The film starts with Lara Jean Song Covey’s family trip to Seoul with all three sisters Kitty (Anna Cathcart), Margot (Janel Parrish) and Lara Jean of course exploring the city to feel connected with their late mother. Along for the ride are the girls father (John Corbett) and his new girlfriend Trina (Sarayu Blue) who we saw getting quite serious in the last film. While the girls are out eating noodles and extremely delicious looking pastries, LJ is waiting on her acceptance letters from college. The goal is for her and Pete to both attend Stanford so they can finally stay over at night (flouting Dr. Covey’s strict curfew rules) and strengething their relationship (told through a hilarious montage set to Spice Girls Wannabe).
When the family returns back home, things don’t go according to plan and once again LJ and Pete’s will they or won’t they riff comes back into full swing. While this has been done in previous films, the stakes feel higher here. They aren’t still attending the same school, they won’t be living just down the road from each other. So the process becomes how do they evolve past their high school crushing into an adult relationship that allows both individuals to be who they are while still staying together.
The performances from the main cast Condor and Centineo is the best it has ever been.
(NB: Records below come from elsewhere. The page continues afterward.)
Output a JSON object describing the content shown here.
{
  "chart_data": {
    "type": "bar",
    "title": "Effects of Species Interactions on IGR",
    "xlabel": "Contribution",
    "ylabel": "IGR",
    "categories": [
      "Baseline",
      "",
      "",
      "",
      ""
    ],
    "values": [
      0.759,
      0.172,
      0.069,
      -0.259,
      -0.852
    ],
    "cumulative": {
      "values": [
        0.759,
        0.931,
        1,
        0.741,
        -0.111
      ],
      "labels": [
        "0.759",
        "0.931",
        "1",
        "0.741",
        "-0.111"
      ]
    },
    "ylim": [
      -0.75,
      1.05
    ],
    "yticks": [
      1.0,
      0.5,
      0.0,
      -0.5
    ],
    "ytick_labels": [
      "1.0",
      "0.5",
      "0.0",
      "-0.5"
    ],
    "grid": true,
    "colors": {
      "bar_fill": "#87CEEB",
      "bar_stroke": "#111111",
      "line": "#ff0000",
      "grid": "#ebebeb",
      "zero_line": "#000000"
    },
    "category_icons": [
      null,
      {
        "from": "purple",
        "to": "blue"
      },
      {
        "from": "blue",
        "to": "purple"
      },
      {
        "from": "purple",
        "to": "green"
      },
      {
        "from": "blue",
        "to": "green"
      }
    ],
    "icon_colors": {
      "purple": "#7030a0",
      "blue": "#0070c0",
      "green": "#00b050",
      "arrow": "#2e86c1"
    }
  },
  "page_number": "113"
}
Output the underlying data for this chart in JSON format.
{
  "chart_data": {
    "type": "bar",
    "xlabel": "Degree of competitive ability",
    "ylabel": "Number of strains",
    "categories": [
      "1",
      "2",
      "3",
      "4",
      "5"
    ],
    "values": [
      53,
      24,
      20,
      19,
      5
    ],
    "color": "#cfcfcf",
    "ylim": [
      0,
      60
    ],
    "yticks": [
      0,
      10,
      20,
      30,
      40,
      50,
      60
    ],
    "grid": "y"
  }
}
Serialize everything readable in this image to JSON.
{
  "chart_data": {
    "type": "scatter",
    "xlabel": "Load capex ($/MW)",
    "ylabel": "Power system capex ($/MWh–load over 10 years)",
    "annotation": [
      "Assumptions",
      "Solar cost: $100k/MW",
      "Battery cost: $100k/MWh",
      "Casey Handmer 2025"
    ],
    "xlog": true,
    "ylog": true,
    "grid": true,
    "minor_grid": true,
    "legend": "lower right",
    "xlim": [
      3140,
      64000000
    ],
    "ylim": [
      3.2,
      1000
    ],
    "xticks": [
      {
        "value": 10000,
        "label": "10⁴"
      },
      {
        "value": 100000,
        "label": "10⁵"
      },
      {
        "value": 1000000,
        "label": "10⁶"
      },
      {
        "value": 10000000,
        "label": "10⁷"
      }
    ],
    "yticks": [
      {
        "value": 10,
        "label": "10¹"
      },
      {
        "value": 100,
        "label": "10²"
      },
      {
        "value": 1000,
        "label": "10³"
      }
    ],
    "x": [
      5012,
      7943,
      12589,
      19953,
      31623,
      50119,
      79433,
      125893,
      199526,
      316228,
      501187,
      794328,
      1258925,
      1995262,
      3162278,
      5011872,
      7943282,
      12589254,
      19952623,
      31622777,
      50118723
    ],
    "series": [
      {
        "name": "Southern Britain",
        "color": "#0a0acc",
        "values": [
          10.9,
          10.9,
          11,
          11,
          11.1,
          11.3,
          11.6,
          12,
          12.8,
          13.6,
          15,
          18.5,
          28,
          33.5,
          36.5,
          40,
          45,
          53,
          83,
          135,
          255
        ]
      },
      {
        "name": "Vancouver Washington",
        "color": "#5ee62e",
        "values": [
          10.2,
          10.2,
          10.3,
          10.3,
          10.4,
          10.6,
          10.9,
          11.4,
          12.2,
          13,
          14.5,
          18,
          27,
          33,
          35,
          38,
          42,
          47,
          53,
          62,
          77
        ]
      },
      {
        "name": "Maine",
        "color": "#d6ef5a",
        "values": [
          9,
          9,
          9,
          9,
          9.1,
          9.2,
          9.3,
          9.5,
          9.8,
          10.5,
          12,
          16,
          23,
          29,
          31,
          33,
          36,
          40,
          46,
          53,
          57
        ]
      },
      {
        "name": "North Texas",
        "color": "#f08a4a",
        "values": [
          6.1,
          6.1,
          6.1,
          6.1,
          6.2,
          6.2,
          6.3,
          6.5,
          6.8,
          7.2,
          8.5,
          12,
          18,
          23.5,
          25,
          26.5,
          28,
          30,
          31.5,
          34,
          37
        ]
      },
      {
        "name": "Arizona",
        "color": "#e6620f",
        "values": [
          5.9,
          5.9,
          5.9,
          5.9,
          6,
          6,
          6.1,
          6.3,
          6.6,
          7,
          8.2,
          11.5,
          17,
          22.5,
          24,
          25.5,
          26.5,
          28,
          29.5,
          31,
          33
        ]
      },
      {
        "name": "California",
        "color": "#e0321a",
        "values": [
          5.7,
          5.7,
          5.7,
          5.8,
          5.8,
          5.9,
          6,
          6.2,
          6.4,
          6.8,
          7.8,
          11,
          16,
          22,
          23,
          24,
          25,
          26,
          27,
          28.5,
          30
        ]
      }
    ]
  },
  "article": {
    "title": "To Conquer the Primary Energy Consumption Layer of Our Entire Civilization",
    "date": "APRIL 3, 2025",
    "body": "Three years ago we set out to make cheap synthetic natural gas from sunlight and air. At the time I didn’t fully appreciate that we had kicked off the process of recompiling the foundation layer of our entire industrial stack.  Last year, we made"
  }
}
The pair clearly have incredibly chemistry and their ability to work as both a couple and have their own individual character arcs is what really makes this film work. Condor is a shining star in this series, and this film in particular as she realises that her connection with her home country and her deceased mother is both engaging and emotional while still holding her character true. Seeing the pain that Centineo brings to his usually cocky high school jock character is such a joy to watch. In particular a lot of the scenes here are not based inside the school setting so that connection to the previous films are no longer there.
Visually the film is like a rainbow pack of bubblegum, there are so many eye popping visuals from director Michael Fimognari. The previous film was broken up into chapters with visual cues to signify the shift, fortunately in this film it has been replaced by transition scenes inspired by a black and white pop art bakery that the family visit during their trip to Seoul. The neon lighting in the local diner that they frequent and the opulent backyard wedding all leap off the screen with vibrant colours and palettes, heck even a trip to New York City is littered with life, something that we haven’t seen from the big apple since Sex & The City.
Special mention must be paid to Joe Wong, the music editor for this film. The film is infused with K-pop bops with throwbacks to songs like Wannabe from the Spice Girls and Oasis hits. If you have Spotify, it is worth finding the playlist on there.
While the film succesfully manages to provide a conclusion to this high school love story, filmmaker Fimognari goes one step further by giving each character their own time to sort out what they want from life. while we connect with these parts and want the best for them, the love story aspect shows a new depth and maturity and how two independent people moving forward into the world can still maintain a relationship. The acting prowess of Condor and Centineo are strong leads and are anchored by an equally talented supporting cast of characters who all want the best for LJ and Peter. All of these elements work together to finish the film series on a high note that leaves viewing wanting just a bit more.
To All The Boys : Always and Forever is now showing exclusively on Netflix.